Uganda’s lending rates showed mixed trends in February 2026, with the cost of borrowing in local currency inching upward while rates on foreign currency loans continued to ease, reflecting shifting dynamics in the country’s credit market.
According to the March 2026 Performance of the Economy report released by the Ministry of Finance, Planning and Economic Development, the weighted average lending rate on shilling-denominated loans rose slightly to 18.73 percent in February, up from 18.33 percent recorded in January.
The ministry noted that despite the marginal increase, lending rates in local currency have largely remained stable in recent months, supported by improved macroeconomic conditions and a decline in non-performing loans.
In contrast, borrowing in foreign currency became cheaper during the same period, with the weighted average lending rate dropping to 7.09 percent from 7.21 percent in January, extending a downward trend that has been observed in recent months.
Meanwhile, the Bank of Uganda maintained the Central Bank Rate at 9.75 percent in March 2026, a level that has been in place since October 2024. The steady policy stance underscores the central bank’s focus on maintaining price stability while supporting economic growth.
Data from the report further shows that total outstanding credit to the private sector registered a slight decline of 0.2 percent, falling to Shs 25,377.04 billion in February from Shs 25,427.94 billion in January.
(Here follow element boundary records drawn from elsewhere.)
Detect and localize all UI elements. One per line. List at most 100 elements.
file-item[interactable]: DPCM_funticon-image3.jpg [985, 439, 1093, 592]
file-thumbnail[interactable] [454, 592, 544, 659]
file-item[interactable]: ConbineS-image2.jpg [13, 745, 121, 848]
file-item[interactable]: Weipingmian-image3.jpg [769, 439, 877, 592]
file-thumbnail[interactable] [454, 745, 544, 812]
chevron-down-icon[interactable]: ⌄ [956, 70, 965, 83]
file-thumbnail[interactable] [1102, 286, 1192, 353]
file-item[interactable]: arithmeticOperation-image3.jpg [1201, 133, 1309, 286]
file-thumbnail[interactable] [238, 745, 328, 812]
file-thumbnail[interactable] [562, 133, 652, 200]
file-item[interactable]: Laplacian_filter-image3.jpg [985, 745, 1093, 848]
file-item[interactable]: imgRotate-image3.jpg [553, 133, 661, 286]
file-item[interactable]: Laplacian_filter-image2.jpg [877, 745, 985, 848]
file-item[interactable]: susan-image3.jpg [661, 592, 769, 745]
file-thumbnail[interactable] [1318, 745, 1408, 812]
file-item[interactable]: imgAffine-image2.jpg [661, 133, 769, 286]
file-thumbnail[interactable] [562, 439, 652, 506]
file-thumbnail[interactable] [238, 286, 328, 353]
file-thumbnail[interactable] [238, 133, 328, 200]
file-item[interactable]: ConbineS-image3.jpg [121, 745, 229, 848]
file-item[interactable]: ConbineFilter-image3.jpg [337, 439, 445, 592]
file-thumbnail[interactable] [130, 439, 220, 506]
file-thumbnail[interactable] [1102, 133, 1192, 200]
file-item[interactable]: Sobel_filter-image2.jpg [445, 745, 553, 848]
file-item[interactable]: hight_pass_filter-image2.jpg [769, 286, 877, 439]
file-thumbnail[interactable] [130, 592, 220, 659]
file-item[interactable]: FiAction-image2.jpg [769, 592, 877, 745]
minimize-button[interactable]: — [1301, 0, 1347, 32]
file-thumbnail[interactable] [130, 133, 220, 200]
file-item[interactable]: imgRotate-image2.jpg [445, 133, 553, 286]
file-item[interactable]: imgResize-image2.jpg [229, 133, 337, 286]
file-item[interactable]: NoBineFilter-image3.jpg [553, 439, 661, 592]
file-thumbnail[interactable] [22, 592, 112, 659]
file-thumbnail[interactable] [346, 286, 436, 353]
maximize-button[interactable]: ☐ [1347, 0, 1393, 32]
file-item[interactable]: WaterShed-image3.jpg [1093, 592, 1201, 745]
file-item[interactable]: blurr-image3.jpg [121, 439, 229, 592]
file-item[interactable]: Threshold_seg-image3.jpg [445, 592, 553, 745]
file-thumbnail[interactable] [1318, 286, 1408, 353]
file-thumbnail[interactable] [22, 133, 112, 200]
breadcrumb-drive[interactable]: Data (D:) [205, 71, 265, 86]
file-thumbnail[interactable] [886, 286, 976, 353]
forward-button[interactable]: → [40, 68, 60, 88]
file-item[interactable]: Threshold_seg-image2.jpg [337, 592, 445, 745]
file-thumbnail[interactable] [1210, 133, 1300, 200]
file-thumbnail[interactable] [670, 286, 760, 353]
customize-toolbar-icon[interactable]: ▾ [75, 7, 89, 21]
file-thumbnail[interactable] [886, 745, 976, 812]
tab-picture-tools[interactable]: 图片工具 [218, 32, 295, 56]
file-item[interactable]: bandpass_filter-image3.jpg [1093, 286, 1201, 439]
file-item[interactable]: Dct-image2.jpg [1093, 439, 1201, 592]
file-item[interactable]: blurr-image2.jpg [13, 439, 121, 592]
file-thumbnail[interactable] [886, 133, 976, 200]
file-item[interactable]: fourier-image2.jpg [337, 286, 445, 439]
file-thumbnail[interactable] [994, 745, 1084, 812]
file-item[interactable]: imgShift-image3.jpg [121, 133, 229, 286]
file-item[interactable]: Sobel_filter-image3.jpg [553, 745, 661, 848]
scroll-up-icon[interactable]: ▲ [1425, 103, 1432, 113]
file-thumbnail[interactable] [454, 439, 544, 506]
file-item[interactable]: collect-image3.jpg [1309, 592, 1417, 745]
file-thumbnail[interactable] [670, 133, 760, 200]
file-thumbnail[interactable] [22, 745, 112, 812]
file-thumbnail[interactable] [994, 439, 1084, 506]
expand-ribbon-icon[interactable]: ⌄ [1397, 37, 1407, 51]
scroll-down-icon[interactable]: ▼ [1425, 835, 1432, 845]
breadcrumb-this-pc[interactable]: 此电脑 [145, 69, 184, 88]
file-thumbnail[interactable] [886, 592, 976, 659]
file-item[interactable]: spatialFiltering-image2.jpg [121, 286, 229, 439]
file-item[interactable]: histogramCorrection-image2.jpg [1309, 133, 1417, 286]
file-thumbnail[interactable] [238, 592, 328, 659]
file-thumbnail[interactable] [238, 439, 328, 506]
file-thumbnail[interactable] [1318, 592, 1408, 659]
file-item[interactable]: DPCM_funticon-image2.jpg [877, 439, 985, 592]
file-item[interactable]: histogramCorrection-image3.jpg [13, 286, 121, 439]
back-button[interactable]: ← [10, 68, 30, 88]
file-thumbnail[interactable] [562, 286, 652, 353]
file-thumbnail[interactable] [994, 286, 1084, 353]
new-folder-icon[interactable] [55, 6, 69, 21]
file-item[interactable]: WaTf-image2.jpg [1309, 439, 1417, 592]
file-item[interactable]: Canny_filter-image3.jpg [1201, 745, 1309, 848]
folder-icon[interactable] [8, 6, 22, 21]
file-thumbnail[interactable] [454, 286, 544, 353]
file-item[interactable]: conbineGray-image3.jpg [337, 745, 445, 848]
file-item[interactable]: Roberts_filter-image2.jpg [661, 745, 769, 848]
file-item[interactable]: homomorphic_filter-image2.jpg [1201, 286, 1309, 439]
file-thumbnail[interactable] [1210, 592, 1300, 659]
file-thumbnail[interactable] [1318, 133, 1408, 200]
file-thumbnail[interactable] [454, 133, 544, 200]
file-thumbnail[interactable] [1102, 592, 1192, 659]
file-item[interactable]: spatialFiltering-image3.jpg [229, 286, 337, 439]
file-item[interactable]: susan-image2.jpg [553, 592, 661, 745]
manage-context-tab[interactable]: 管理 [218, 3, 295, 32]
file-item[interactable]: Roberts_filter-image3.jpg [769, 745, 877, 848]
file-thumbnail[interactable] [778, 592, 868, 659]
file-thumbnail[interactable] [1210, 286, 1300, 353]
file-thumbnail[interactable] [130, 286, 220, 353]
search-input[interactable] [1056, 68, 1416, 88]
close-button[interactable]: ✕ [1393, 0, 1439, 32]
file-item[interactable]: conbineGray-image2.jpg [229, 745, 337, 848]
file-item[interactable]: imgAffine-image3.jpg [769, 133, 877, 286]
The drop was mainly attributed to a reduction in foreign currency-denominated loans, which contracted by 0.8 percent to Shs 7,549.9 billion.
However, lending in local currency posted a modest increase of 0.05 percent, rising to Shs 17,827.2 billion, partly cushioning the overall decline in credit.
Sectoral analysis indicates that the contraction in credit was most pronounced in agriculture, trade, and the building and real estate sectors. Analysts link this trend to improved repayment capacity among borrowers, as businesses continue to benefit from stronger economic activity, leading to a reduction in loan defaults.
Despite the slight dip in outstanding credit, new lending activity gained momentum during the month. Financial institutions approved loans worth Shs 1.74 trillion in February, a sharp increase from Shs 1.1 trillion recorded in January.
The rise in credit approvals was largely driven by increased lending to business, community and social services, as well as trade and manufacturing sectors.
Personal and household loans accounted for the largest share of approved credit at 30.1 percent, followed by trade at 19.9 percent and business services at 17.6 percent, highlighting sustained demand for both consumption and business financing across the economy.